13. A pranzo con Higuain e Dybala

5.2K 162 9
                                    

Tirò un sospiro di sollievo quando poté finalmente chiudersi la porta del suo nuovo e provvisorio ufficio alle spalle, per poi appoggiarcisi contro con la schiena per qualche secondo.

Appena chiudeva gli occhi rivedeva Dybala e l'occhiolino con cui l'aveva salutata prima di tornare dai suoi compagni: che cos'era tutta quella confidenza?

E rivedeva anche Federico, fermo in campo assieme agli altri, mente continuava a guardarli.

Si liberò di borsa e giubbotto e si accomodò dietro la scrivania, era ora di mettersi a lavorare e lasciar perdere il resto.

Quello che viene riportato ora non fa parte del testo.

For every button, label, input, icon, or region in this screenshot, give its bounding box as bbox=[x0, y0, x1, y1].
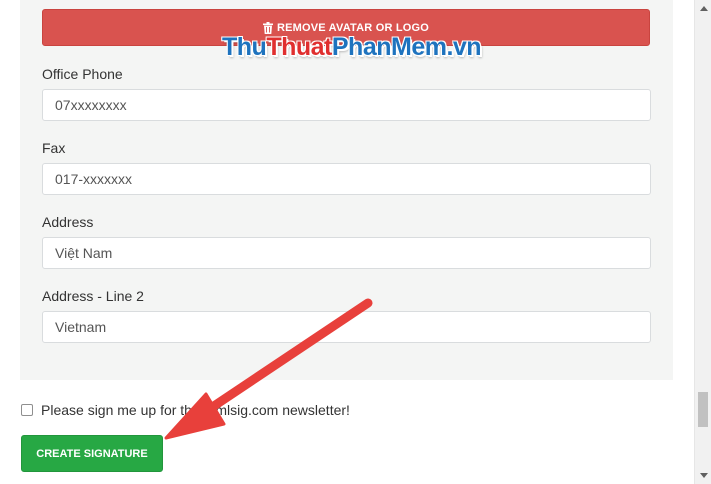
address-input[interactable] bbox=[42, 237, 651, 269]
fax-input[interactable] bbox=[42, 163, 651, 195]
office-phone-label: Office Phone bbox=[42, 66, 123, 82]
address-line2-input[interactable] bbox=[42, 311, 651, 343]
newsletter-checkbox[interactable] bbox=[21, 404, 33, 416]
newsletter-row: Please sign me up for the htmlsig.com ne… bbox=[21, 402, 350, 418]
trash-icon bbox=[262, 21, 273, 34]
watermark: ThuThuatPhanMem.vn bbox=[222, 33, 482, 61]
remove-avatar-label: REMOVE AVATAR OR LOGO bbox=[276, 21, 430, 34]
scroll-thumb[interactable] bbox=[698, 392, 708, 427]
scroll-down-arrow-icon[interactable] bbox=[695, 467, 711, 484]
office-phone-input[interactable] bbox=[42, 89, 651, 121]
address-label: Address bbox=[42, 214, 94, 230]
newsletter-label: Please sign me up for the htmlsig.com ne… bbox=[41, 402, 350, 418]
address-line2-label: Address - Line 2 bbox=[42, 288, 144, 304]
fax-label: Fax bbox=[42, 140, 66, 156]
create-signature-button[interactable]: CREATE SIGNATURE bbox=[21, 435, 163, 472]
scroll-up-arrow-icon[interactable] bbox=[695, 0, 711, 17]
vertical-scrollbar[interactable] bbox=[694, 0, 711, 484]
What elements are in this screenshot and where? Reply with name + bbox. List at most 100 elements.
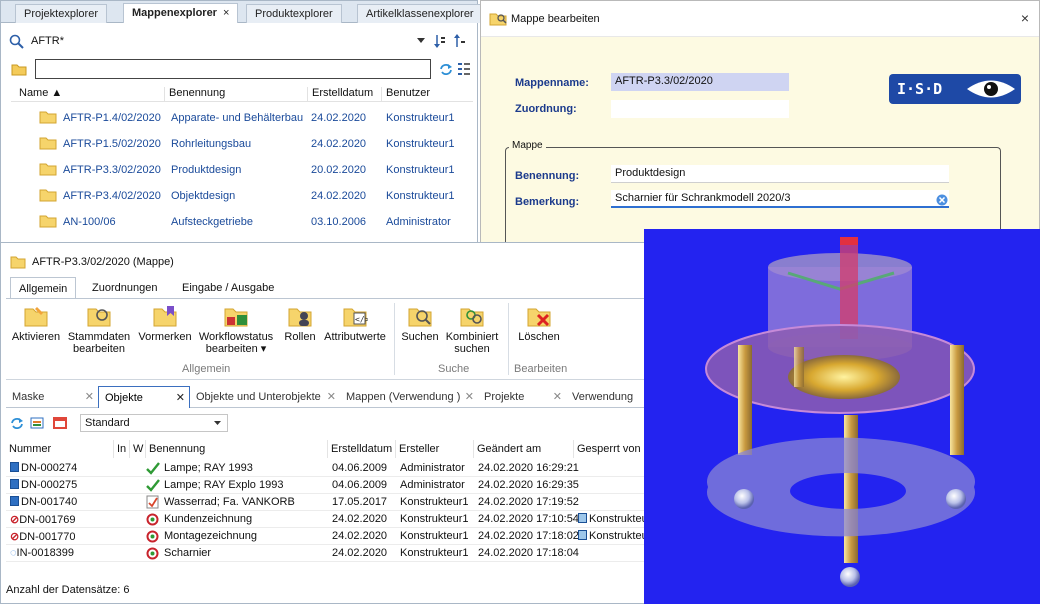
filter-input[interactable] — [35, 59, 431, 79]
tab-eingabe-ausgabe[interactable]: Eingabe / Ausgabe — [174, 277, 282, 299]
chevron-down-icon[interactable] — [417, 38, 425, 44]
column-header-ersteller[interactable]: Ersteller — [396, 440, 474, 458]
folder-date: 03.10.2006 — [311, 216, 367, 228]
cell-text: DN-001769 — [19, 514, 76, 526]
kombiniert-suchen-button[interactable]: Kombiniert suchen — [440, 303, 504, 355]
close-icon[interactable]: ✕ — [176, 391, 185, 404]
close-icon[interactable]: × — [223, 7, 229, 19]
clear-icon[interactable] — [936, 194, 948, 206]
folder-edit-icon — [86, 303, 112, 329]
cell-ersteller: Konstrukteur1 — [400, 513, 469, 525]
group-separator — [508, 303, 509, 375]
refresh-icon[interactable] — [439, 63, 453, 75]
table-row[interactable]: DN-001740 Wasserrad; Fa. VANKORB 17.05.2… — [6, 494, 646, 511]
tab-mappenexplorer[interactable]: Mappenexplorer × — [123, 3, 239, 23]
sort-ascending-icon[interactable] — [433, 33, 447, 49]
tab-allgemein[interactable]: Allgemein — [10, 277, 77, 299]
list-item[interactable]: AFTR-P1.5/02/2020 Rohrleitungsbau 24.02.… — [11, 131, 473, 157]
check-icon — [146, 462, 160, 475]
tab-projekte[interactable]: Projekte ✕ — [478, 386, 566, 408]
cell-erstelldatum: 04.06.2009 — [332, 479, 388, 491]
column-header-in[interactable]: In — [114, 440, 130, 458]
status-record-count: Anzahl der Datensätze: 6 — [6, 584, 130, 596]
column-header-w[interactable]: W — [130, 440, 146, 458]
folder-icon — [39, 215, 57, 228]
tab-produktexplorer[interactable]: Produktexplorer — [246, 4, 342, 23]
tab-objekte-und-unterobjekte[interactable]: Objekte und Unterobjekte ✕ — [190, 386, 340, 408]
column-header-benennung[interactable]: Benennung — [146, 440, 328, 458]
tab-mappen-verwendung[interactable]: Mappen (Verwendung ) ✕ — [340, 386, 478, 408]
dialog-titlebar: Mappe bearbeiten × — [481, 1, 1039, 37]
table-row[interactable]: ◌IN-0018399 Scharnier 24.02.2020 Konstru… — [6, 545, 646, 562]
tab-zuordnungen[interactable]: Zuordnungen — [84, 277, 165, 299]
column-header-nummer[interactable]: Nummer — [6, 440, 114, 458]
workflowstatus-button[interactable]: Workflowstatus bearbeiten ▾ — [196, 303, 276, 355]
loeschen-button[interactable]: Löschen — [514, 303, 564, 343]
refresh-icon[interactable] — [10, 417, 24, 429]
attributwerte-button[interactable]: </> Attributwerte — [320, 303, 390, 343]
column-header-gesperrt-von[interactable]: Gesperrt von — [574, 440, 646, 458]
cell-ersteller: Administrator — [400, 479, 465, 491]
layout-icon[interactable] — [52, 416, 68, 430]
sort-descending-icon[interactable] — [453, 33, 467, 49]
zuordnung-label: Zuordnung: — [515, 103, 577, 115]
table-row[interactable]: ⊘DN-001770 Montagezeichnung 24.02.2020 K… — [6, 528, 646, 545]
vormerken-button[interactable]: Vormerken — [136, 303, 194, 343]
bemerkung-field[interactable]: Scharnier für Schrankmodell 2020/3 — [611, 190, 949, 208]
export-icon[interactable] — [30, 416, 46, 430]
layout-select[interactable]: Standard — [80, 414, 228, 432]
tab-maske[interactable]: Maske ✕ — [6, 386, 98, 408]
column-settings-icon[interactable] — [457, 61, 471, 77]
list-item[interactable]: AN-100/06 Aufsteckgetriebe 03.10.2006 Ad… — [11, 209, 473, 235]
close-button[interactable]: × — [1021, 10, 1029, 26]
zuordnung-field[interactable] — [611, 100, 789, 118]
cell-text: DN-001770 — [19, 531, 76, 543]
column-header-erstelldatum[interactable]: Erstelldatum — [328, 440, 396, 458]
close-icon[interactable]: ✕ — [327, 390, 336, 403]
cell-ersteller: Konstrukteur1 — [400, 530, 469, 542]
stammdaten-bearbeiten-button[interactable]: Stammdaten bearbeiten — [66, 303, 132, 355]
cell-erstelldatum: 24.02.2020 — [332, 530, 388, 542]
suchen-button[interactable]: Suchen — [400, 303, 440, 343]
column-header-geaendert-am[interactable]: Geändert am — [474, 440, 574, 458]
cell-ersteller: Konstrukteur1 — [400, 496, 469, 508]
search-row[interactable]: AFTR* — [7, 31, 473, 53]
cell-geaendert: 24.02.2020 17:18:02 — [478, 530, 579, 542]
list-item[interactable]: AFTR-P1.4/02/2020 Apparate- und Behälter… — [11, 105, 473, 131]
benennung-field[interactable]: Produktdesign — [611, 165, 949, 183]
close-icon[interactable]: ✕ — [553, 390, 562, 403]
cell-erstelldatum: 24.02.2020 — [332, 547, 388, 559]
eye-icon — [967, 80, 1015, 98]
mappenname-field[interactable]: AFTR-P3.3/02/2020 — [611, 73, 789, 91]
tab-projektexplorer[interactable]: Projektexplorer — [15, 4, 107, 23]
filter-row — [7, 59, 473, 81]
tab-verwendung[interactable]: Verwendung — [566, 386, 646, 408]
cell-text: DN-000274 — [21, 462, 78, 474]
close-icon[interactable]: ✕ — [465, 390, 474, 403]
close-icon[interactable]: ✕ — [85, 390, 94, 403]
column-header-erstelldatum[interactable]: Erstelldatum — [307, 87, 373, 102]
list-item[interactable]: AFTR-P3.4/02/2020 Objektdesign 24.02.202… — [11, 183, 473, 209]
logo-text: I·S·D — [897, 80, 943, 98]
bemerkung-label: Bemerkung: — [515, 196, 580, 208]
cell-benennung: Lampe; RAY Explo 1993 — [164, 479, 284, 491]
tab-objekte[interactable]: Objekte ✕ — [98, 386, 190, 408]
folder-icon — [11, 64, 27, 76]
aktivieren-button[interactable]: Aktivieren — [8, 303, 64, 343]
tab-artikelklassenexplorer[interactable]: Artikelklassenexplorer — [357, 4, 483, 23]
locked-document-icon: ⊘ — [10, 514, 20, 526]
table-row[interactable]: ⊘DN-001769 Kundenzeichnung 24.02.2020 Ko… — [6, 511, 646, 528]
column-header-benutzer[interactable]: Benutzer — [381, 87, 430, 102]
cell-benennung: Kundenzeichnung — [164, 513, 253, 525]
column-header-benennung[interactable]: Benennung — [164, 87, 225, 102]
folder-icon — [39, 111, 57, 124]
column-header-name[interactable]: Name ▲ — [19, 87, 62, 102]
button-label: suchen — [454, 343, 490, 355]
svg-text:</>: </> — [355, 315, 368, 324]
3d-model-viewport[interactable] — [644, 229, 1040, 604]
rollen-button[interactable]: Rollen — [280, 303, 320, 343]
table-row[interactable]: DN-000274 Lampe; RAY 1993 04.06.2009 Adm… — [6, 460, 646, 477]
table-row[interactable]: DN-000275 Lampe; RAY Explo 1993 04.06.20… — [6, 477, 646, 494]
workflow-cycle-icon — [146, 530, 159, 543]
list-item[interactable]: AFTR-P3.3/02/2020 Produktdesign 20.02.20… — [11, 157, 473, 183]
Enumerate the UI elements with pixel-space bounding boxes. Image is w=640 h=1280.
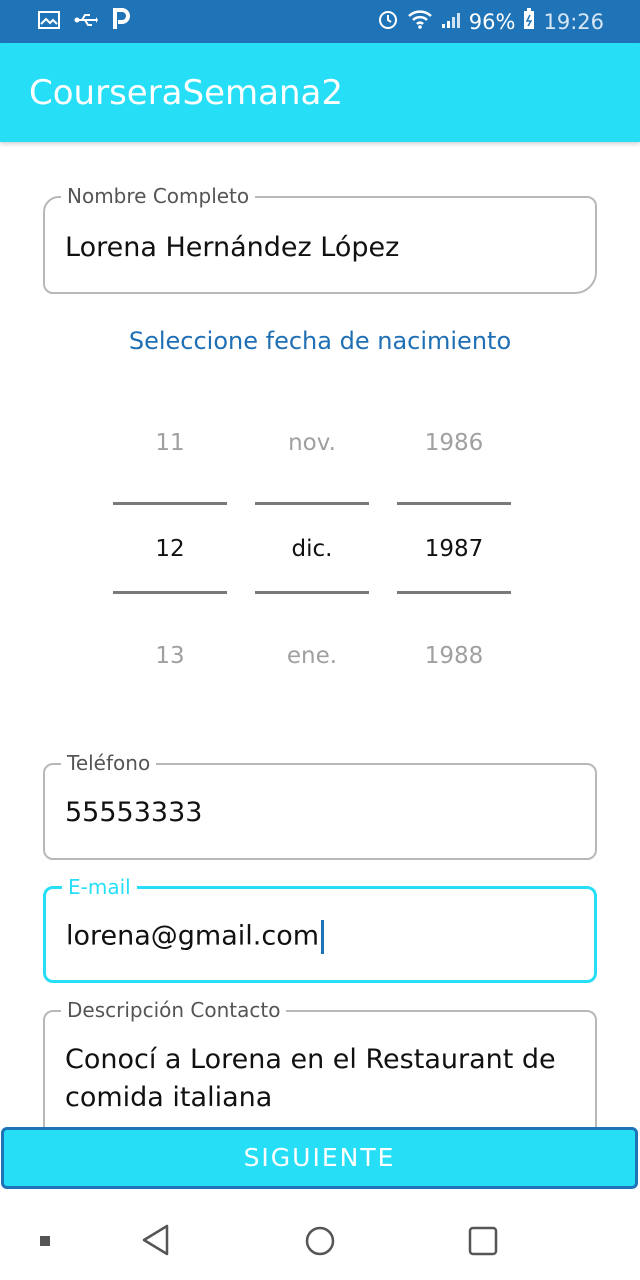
- email-field[interactable]: E-mail lorena@gmail.com: [43, 875, 597, 983]
- year-divider-bottom: [397, 591, 511, 594]
- navigation-bar: [0, 1192, 640, 1280]
- nav-dot-icon: [40, 1236, 50, 1246]
- description-line-2: comida italiana: [65, 1082, 273, 1113]
- p-app-icon: [112, 8, 130, 35]
- battery-percent: 96%: [468, 9, 516, 34]
- full-name-field[interactable]: Nombre Completo Lorena Hernández López: [43, 184, 597, 294]
- full-name-label: Nombre Completo: [61, 184, 256, 208]
- month-prev[interactable]: nov.: [255, 430, 369, 456]
- status-bar: 96% 19:26: [0, 0, 640, 43]
- month-selected[interactable]: dic.: [255, 536, 369, 562]
- phone-field[interactable]: Teléfono 55553333: [43, 751, 597, 860]
- email-label: E-mail: [62, 875, 137, 899]
- usb-icon: [74, 10, 98, 34]
- next-button[interactable]: SIGUIENTE: [1, 1127, 638, 1189]
- app-title: CourseraSemana2: [29, 73, 343, 113]
- month-next[interactable]: ene.: [255, 643, 369, 669]
- battery-icon: [523, 8, 535, 35]
- wifi-icon: [407, 9, 433, 34]
- email-value-wrapper: lorena@gmail.com: [66, 920, 325, 954]
- month-divider-bottom: [255, 591, 369, 594]
- birth-date-link[interactable]: Seleccione fecha de nacimiento: [0, 327, 640, 355]
- text-cursor: [321, 920, 325, 954]
- day-divider-top: [113, 502, 227, 505]
- app-bar: CourseraSemana2: [0, 43, 640, 142]
- full-name-value: Lorena Hernández López: [65, 232, 400, 263]
- image-icon: [38, 10, 60, 34]
- description-field[interactable]: Descripción Contacto Conocí a Lorena en …: [43, 998, 597, 1140]
- email-value: lorena@gmail.com: [66, 920, 320, 952]
- clock: 19:26: [543, 9, 604, 34]
- recents-icon[interactable]: [468, 1226, 498, 1260]
- phone-label: Teléfono: [61, 751, 157, 775]
- back-icon[interactable]: [141, 1224, 171, 1260]
- day-divider-bottom: [113, 591, 227, 594]
- signal-icon: [441, 10, 461, 34]
- day-prev[interactable]: 11: [113, 430, 227, 456]
- alarm-icon: [377, 8, 399, 35]
- year-prev[interactable]: 1986: [397, 430, 511, 456]
- year-next[interactable]: 1988: [397, 643, 511, 669]
- year-divider-top: [397, 502, 511, 505]
- day-next[interactable]: 13: [113, 643, 227, 669]
- home-icon[interactable]: [304, 1225, 336, 1261]
- year-selected[interactable]: 1987: [397, 536, 511, 562]
- day-selected[interactable]: 12: [113, 536, 227, 562]
- phone-value: 55553333: [65, 797, 203, 828]
- description-label: Descripción Contacto: [61, 998, 287, 1022]
- description-line-1: Conocí a Lorena en el Restaurant de: [65, 1044, 556, 1075]
- month-divider-top: [255, 502, 369, 505]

Aveva tante di quelle cose da fare che non sapeva nemmeno da dove incominciare.

Tirò fuori il fascicolo sul caso che le aveva consegnato Cortesi.

Rispetto alla prima volta che l'aveva aperto per darci un'occhiata ora era pieno di sottolineature e appunti ai lati e tra le righe.

Prese una penna dal portapenne e stilò sull'ultima pagina una scaletta con le cose da fare e i documenti che aveva bisogno di consultare: le servivano tutte le fatture degli ultimi sei anni relative alla vendita dei biglietti, i bilanci di fine anno della società e tutti gli altri documenti che registravano movimenti di denaro.

Michela le aveva detto che poteva partire dai documenti che erano contenuti nei faldoni presenti nelle due librerie del suo ufficio, in attesa che le venisse consegnato un computer con accesso all'archivio elettronico della società.

Cominciò dal primo in alto a sinistra, con la scritta 2011 al lato.

Chissà quanti fogli conteneva al suo interno, visto il peso consistente.

Quando lo posò sul tavolo una piccola nuvola di polvere si elevò nell'aria.

Come squadra, pensò tra sé e sé, erano imbattibili negli ultimi anni, ma per quel poco che aveva visto fino a quel momento, come società non erano gran ché: era del tutto obsoleto non aver archiviato nemmeno i documenti degli ultimi anni e decisamente scomodo per chi, come lei, aveva bisogno di averli tutti nello stesso formato.

Sospirò sconsolata prima di aprire il faldone e perdersi tra i dati al suo interno.

Come sempre quando si trattava di lavoro perse coscienza del tempo, tanto era impegnata a leggere e prendere appunti delle cose che le risultavano più rilevanti per il caso e, solo quando bussarono alla porta, si rese conto di non aver staccato gli occhi da quei fogli nemmeno per un momento, così come non aveva staccato la mente e non aveva pensato neanche per un secondo a cos'era successo al suo arrivo lì.

«Avanti» disse, domandandosi chi potesse essere.

Era Michela.

«Ciao, Alice, perdonami se ti ho interrotta.»

«Ma figurati.»

«Che cosa fai per pranzo?»

Era già ora di pranzo?

Sapeva benissimo quale sarebbe stato il commento della sua migliore amica quando glielo avrebbe detto: Sei un caso perso.

«Sinceramente non ci avevo pensato» ammise stringendosi nelle spalle.

«Io di solito mangio giù con i ragazzi, se vuoi unirti a me mi farebbe più che piacere avere finalmente la compagnia di una donna.»

Si maledì mentalmente per non essere mai in grado di dire di no, specialmente quando qualcuno le chiedeva qualcosa col tono gentile che aveva appena usato Michela.

«Okay, perché no?»

«Perfetto allora» sorrise, francamente contenta.

Alice afferrò la borsa e il cellulare e uscì chiudendosi la porta alle spalle.